Start a team: Community

Look around you. Would wherever you are be better with a quidditch team? If the answer is yes (and we know it is), it might be time to start thinking about starting a community team. Community teams can be anything you want them to be: a recreational league for adults, a new home after graduating from your college team, or a way to evade reluctant school administrations. Community teams have myriad benefits, as well as some major challenges. Recruitment is the first on both of those lists.

Though you don’t have the convenience of a campus full of like-minded individuals to recruit from, anyone and everyone is in your community teams’ recruitment pool. Use this to your advantage. First, become an expert. Know the rules, and work on an elevator pitch for each variety of skeptic you’ll encounter. Be able to sell it to the nerdier types who love Harry Potter, the athletes looking for something new, and those with a generally open mind. Begin, of course, with your friends and theirs; this is where you’ll find a core group that will put up with your obsession and the team’s ups and downs better than anyone else. Create a facebook page that you’ll be able to refer new recruits to.

Then, start talking up your team everywhere. Think about your workplace, parties you attend, the local Starbucks where you’ve befriended a barista, and everywhere else. You’re about to become ‘the quidditch guy/girl.’ Embrace it. Be a ceaseless and ardent advocate for your team and your sport. Make fliers and post them everywhere you can think of. Create business cards for a more professional look. Contact other local rec leagues to cross-promote, and reach out to the quidditch teams in your area to recruit from and learn from.

Meanwhile, begin looking for a location for your scrimmages. A public park with enough space for a pitch and ample pedestrian traffic is the goal. Centrality, ample parking, and proximity to public transit are other important factors. Ensure that it won’t be occupied during your target dates, and that it doesn’t already host other sports on the weekend which will choke out your chance at field space going forward. If you can, pick a space and a day of the week that doesn’t have to change. Predictability is an asset.
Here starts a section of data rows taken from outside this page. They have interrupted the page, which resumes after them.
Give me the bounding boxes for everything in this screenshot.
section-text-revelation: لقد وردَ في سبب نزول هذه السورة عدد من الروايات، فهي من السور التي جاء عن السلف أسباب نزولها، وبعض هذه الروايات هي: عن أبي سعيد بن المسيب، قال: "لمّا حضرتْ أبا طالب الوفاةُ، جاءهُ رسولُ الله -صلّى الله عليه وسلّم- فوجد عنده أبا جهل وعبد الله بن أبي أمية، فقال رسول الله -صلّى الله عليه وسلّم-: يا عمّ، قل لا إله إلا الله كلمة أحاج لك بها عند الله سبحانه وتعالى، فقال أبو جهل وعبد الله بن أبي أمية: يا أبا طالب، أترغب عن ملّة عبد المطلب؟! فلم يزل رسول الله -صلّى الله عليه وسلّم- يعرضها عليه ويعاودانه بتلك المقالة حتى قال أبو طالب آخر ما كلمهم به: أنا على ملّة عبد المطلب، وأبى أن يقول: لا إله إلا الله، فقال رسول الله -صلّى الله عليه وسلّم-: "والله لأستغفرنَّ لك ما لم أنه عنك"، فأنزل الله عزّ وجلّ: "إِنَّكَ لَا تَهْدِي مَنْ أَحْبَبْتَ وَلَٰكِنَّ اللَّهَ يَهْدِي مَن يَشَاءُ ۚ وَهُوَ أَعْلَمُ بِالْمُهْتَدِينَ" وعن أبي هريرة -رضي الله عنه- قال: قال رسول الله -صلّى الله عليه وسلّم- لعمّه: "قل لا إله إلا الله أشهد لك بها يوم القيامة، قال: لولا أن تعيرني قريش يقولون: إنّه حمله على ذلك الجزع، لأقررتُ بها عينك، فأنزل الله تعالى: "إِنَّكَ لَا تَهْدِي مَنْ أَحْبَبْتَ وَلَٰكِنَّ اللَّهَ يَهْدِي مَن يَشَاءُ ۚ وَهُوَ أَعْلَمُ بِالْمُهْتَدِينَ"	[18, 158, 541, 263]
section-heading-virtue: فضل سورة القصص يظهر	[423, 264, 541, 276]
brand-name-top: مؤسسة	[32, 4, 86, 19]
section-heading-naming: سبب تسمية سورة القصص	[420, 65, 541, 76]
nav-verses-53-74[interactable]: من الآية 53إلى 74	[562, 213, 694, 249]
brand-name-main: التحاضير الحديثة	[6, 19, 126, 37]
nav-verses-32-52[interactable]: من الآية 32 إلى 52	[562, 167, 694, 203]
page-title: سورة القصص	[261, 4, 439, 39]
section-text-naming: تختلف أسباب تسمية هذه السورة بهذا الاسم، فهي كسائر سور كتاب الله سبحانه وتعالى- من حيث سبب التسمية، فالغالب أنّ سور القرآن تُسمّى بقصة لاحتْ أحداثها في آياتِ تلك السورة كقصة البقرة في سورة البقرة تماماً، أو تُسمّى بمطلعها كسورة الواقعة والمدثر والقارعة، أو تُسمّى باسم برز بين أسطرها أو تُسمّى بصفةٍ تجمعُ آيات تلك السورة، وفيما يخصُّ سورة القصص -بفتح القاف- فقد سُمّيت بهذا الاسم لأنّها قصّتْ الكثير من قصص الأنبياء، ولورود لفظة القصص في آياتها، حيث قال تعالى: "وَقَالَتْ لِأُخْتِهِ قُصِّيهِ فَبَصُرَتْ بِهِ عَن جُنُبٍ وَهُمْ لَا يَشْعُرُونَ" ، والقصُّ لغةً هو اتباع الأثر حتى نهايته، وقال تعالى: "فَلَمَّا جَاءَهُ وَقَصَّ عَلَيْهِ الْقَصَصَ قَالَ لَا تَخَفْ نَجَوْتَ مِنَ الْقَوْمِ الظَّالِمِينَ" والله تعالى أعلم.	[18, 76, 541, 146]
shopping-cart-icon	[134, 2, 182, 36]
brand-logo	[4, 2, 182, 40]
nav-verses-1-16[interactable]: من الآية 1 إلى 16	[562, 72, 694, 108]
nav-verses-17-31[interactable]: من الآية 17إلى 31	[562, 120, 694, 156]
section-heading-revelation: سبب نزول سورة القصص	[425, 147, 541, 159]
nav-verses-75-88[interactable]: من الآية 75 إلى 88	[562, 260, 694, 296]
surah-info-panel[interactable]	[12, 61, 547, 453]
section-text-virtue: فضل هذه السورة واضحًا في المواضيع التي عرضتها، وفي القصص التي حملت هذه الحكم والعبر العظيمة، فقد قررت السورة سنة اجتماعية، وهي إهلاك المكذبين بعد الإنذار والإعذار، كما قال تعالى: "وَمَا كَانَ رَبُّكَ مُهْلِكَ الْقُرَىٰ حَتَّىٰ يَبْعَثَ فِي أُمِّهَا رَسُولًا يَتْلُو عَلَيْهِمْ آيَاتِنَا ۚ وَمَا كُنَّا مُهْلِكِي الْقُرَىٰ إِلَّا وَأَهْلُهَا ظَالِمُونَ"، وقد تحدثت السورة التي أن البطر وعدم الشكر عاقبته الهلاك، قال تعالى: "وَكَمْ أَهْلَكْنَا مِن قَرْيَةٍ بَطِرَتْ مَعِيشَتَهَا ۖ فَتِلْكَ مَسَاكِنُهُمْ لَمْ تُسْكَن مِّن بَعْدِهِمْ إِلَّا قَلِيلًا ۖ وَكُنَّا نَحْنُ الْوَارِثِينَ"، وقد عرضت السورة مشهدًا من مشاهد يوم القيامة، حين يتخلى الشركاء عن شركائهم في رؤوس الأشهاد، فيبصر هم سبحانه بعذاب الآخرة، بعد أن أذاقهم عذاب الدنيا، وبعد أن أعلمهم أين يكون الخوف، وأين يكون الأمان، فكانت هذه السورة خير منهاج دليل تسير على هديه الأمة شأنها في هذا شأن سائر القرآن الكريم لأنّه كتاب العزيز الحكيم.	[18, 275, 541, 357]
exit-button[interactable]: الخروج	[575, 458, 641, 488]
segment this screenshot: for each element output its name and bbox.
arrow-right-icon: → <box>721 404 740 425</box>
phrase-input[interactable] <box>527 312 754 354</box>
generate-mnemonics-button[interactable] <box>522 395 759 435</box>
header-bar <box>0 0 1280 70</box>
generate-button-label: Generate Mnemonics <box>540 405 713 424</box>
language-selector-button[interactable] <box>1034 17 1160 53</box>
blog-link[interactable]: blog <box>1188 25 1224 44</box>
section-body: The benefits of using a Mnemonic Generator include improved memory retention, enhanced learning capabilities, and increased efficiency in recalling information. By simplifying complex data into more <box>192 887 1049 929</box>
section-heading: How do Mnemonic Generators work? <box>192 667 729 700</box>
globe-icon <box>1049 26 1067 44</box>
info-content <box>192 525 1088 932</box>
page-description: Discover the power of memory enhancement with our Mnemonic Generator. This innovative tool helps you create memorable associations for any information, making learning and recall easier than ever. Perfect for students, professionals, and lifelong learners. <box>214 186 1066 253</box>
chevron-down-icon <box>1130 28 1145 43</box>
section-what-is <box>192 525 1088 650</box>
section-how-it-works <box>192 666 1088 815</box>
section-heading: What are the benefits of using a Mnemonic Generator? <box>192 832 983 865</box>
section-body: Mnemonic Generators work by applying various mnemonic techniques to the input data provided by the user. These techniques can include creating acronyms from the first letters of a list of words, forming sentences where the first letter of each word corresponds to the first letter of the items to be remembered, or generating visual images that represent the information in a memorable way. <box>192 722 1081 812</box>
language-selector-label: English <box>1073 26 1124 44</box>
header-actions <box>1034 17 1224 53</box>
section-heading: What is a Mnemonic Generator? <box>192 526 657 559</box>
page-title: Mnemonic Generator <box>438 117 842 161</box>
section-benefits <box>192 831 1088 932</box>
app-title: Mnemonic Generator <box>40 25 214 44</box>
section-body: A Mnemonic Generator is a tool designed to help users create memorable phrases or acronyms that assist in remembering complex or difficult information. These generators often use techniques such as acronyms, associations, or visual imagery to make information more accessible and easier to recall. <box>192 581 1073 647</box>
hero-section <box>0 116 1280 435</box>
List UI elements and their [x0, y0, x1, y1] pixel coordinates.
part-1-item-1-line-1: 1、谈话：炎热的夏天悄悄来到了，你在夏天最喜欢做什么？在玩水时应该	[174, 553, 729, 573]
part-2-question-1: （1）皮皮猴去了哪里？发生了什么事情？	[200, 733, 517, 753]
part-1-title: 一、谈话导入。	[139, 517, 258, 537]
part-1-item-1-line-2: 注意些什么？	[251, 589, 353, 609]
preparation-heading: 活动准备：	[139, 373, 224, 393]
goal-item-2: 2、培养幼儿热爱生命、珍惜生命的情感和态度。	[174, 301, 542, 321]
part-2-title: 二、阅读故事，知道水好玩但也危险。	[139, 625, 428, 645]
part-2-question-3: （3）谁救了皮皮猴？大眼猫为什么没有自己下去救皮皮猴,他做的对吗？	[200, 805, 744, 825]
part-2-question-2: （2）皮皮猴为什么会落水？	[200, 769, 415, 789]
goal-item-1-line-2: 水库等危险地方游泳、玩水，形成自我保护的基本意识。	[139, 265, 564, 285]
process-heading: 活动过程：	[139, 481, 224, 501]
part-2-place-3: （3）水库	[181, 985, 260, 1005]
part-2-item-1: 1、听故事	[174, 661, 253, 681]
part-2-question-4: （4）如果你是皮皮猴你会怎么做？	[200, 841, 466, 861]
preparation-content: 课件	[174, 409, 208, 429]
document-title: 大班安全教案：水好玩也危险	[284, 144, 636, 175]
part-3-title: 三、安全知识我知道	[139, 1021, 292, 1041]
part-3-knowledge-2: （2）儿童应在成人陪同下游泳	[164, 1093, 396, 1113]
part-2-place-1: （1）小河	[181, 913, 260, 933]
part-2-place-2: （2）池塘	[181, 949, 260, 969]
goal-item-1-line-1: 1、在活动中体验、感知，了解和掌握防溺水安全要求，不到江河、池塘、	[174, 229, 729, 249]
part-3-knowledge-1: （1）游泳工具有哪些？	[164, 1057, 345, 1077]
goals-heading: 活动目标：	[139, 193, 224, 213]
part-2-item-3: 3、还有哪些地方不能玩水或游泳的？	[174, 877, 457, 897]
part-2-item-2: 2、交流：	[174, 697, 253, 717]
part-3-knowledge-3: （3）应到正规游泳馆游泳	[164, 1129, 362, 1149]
Luckily, you don’t have to do all this alone. Reach out to your State Representative or Regional Director (LINK TO LIST) for help. Your regional staff is great at this stuff, and they’re just waiting for you to contact them. Whether it’s know-how or access to the network of teams and events nearby, the IQA has got your back. You can even begin thinking about official membership with the league, though we’ll be happy to help you find your feet either way. The IQA’s membership packages cover insurance for tournaments and allow your team to participate in official events and compete for grants. Different packages are available to meet your team’s needs. If your team does not have the capacity to join as an official team, you may pay a per-person registration fee to play as an unofficial team at IQA-sanctioned events.

Your first practice should be as soon as is humanly possible. Come with no expectations, except that you will do it again. Whether three people show up or one hundred, you need to be ready to go with the flow and build from there. Know the rules, have makeshift hoops, and call it BYOB (bring your own broom). Play first, explain later. Many people, whether they happen to be walking by or they got dragged to your practice, need to see it to believe it, and your scrimmage will be a much better salesman than you could ever dream of being. Pick a location with a lot of walking traffic nearby on a peak weekend time and you’ll be in excellent shape.

Soon enough, you’ll be running weekly practices with a group of your new best friends. Get excited.